Maxim Alyukov, a researcher at Manchester University’s department of Russian and East European studies who keeps an eye on Russian official language and propaganda, stated that “their goal is to portray themselves as peacemakers, and they can’t be seen as following the US lead.”
He claimed that according to Russian propaganda, “terrorists must be punished, but neither the country nor an Islamist group should be held accountable for the actions of the people.”
After al-Qaeda attacks on September 11, that could be interpreted as a subliminal criticism of the US invasions of Afghanistan and Iraq.
Vladimir Putin, the president of Russia, blamed the US in part for the most recent Middle East conflict.
Putin stated in late October, “I believe that many people will concur with me that this is a vivid illustration of how American Middle East policy has failed.”
They don’t appear to be worried about the deaths of Palestinians.
In a statement released by the Foreign Ministry on November 7 that also criticized Israeli settlements in the West Bank, Russia stated that it supported “a multilateral approach to the Middle East settlement issue.”
Alyukov summed up the Russian position by saying, “No one criticizes Israel, and there are double standards here because they openly criticise the fact that civilians are dying in Ukraine, but they don’t seem concerned that Palestine is dying.”
The Gaza conflict was described by him as “a gift to the Kremlin.”
According to experts, Russia’s position could weaken the rules-based international order that Western nations claim they are attempting to uphold. Many nations also concur that Russia has been accused of violating international law.

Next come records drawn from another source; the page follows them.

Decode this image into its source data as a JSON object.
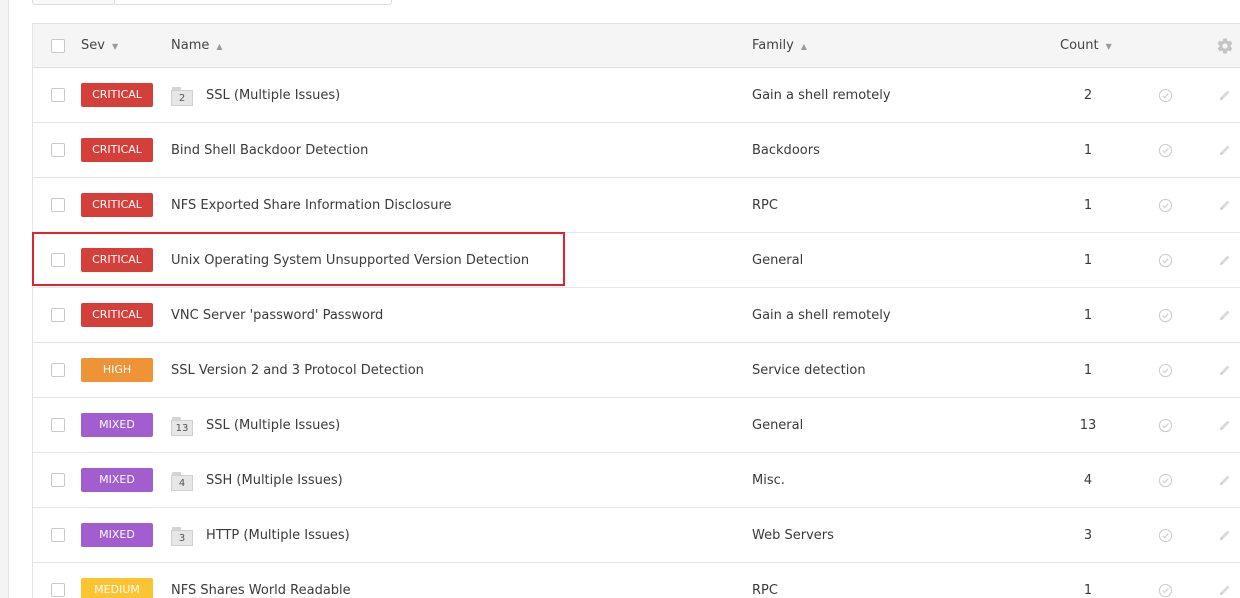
{
  "colors": {
    "critical": "#d43f3a",
    "high": "#ee9336",
    "mixed": "#a25ece",
    "medium": "#fdc431",
    "highlight": "#e2232b"
  },
  "header": {
    "sev": "Sev",
    "name": "Name",
    "family": "Family",
    "count": "Count",
    "sort_desc": "▼",
    "sort_asc": "▲",
    "settings_icon": "gear-icon"
  },
  "rows": [
    {
      "severity": "CRITICAL",
      "sev_color": "#d43f3a",
      "folder_count": "2",
      "name": "SSL (Multiple Issues)",
      "family": "Gain a shell remotely",
      "count": "2"
    },
    {
      "severity": "CRITICAL",
      "sev_color": "#d43f3a",
      "folder_count": "",
      "name": "Bind Shell Backdoor Detection",
      "family": "Backdoors",
      "count": "1"
    },
    {
      "severity": "CRITICAL",
      "sev_color": "#d43f3a",
      "folder_count": "",
      "name": "NFS Exported Share Information Disclosure",
      "family": "RPC",
      "count": "1"
    },
    {
      "severity": "CRITICAL",
      "sev_color": "#d43f3a",
      "folder_count": "",
      "name": "Unix Operating System Unsupported Version Detection",
      "family": "General",
      "count": "1"
    },
    {
      "severity": "CRITICAL",
      "sev_color": "#d43f3a",
      "folder_count": "",
      "name": "VNC Server 'password' Password",
      "family": "Gain a shell remotely",
      "count": "1"
    },
    {
      "severity": "HIGH",
      "sev_color": "#ee9336",
      "folder_count": "",
      "name": "SSL Version 2 and 3 Protocol Detection",
      "family": "Service detection",
      "count": "1"
    },
    {
      "severity": "MIXED",
      "sev_color": "#a25ece",
      "folder_count": "13",
      "name": "SSL (Multiple Issues)",
      "family": "General",
      "count": "13"
    },
    {
      "severity": "MIXED",
      "sev_color": "#a25ece",
      "folder_count": "4",
      "name": "SSH (Multiple Issues)",
      "family": "Misc.",
      "count": "4"
    },
    {
      "severity": "MIXED",
      "sev_color": "#a25ece",
      "folder_count": "3",
      "name": "HTTP (Multiple Issues)",
      "family": "Web Servers",
      "count": "3"
    },
    {
      "severity": "MEDIUM",
      "sev_color": "#fdc431",
      "folder_count": "",
      "name": "NFS Shares World Readable",
      "family": "RPC",
      "count": "1"
    }
  ]
}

Will we steadfastly pursue our positive vision for the future, or will we allow those who do not share our values to drag the world to a more dangerous and divided place? US President Joe Biden questioned on November 18 in an opinion piece that was published in The Washington Post.
Despite the fact that its war in Ukraine has increased the cost of both oil and grain, Russia held a summit with African nations earlier this year in an effort to cultivate this region of the Global South.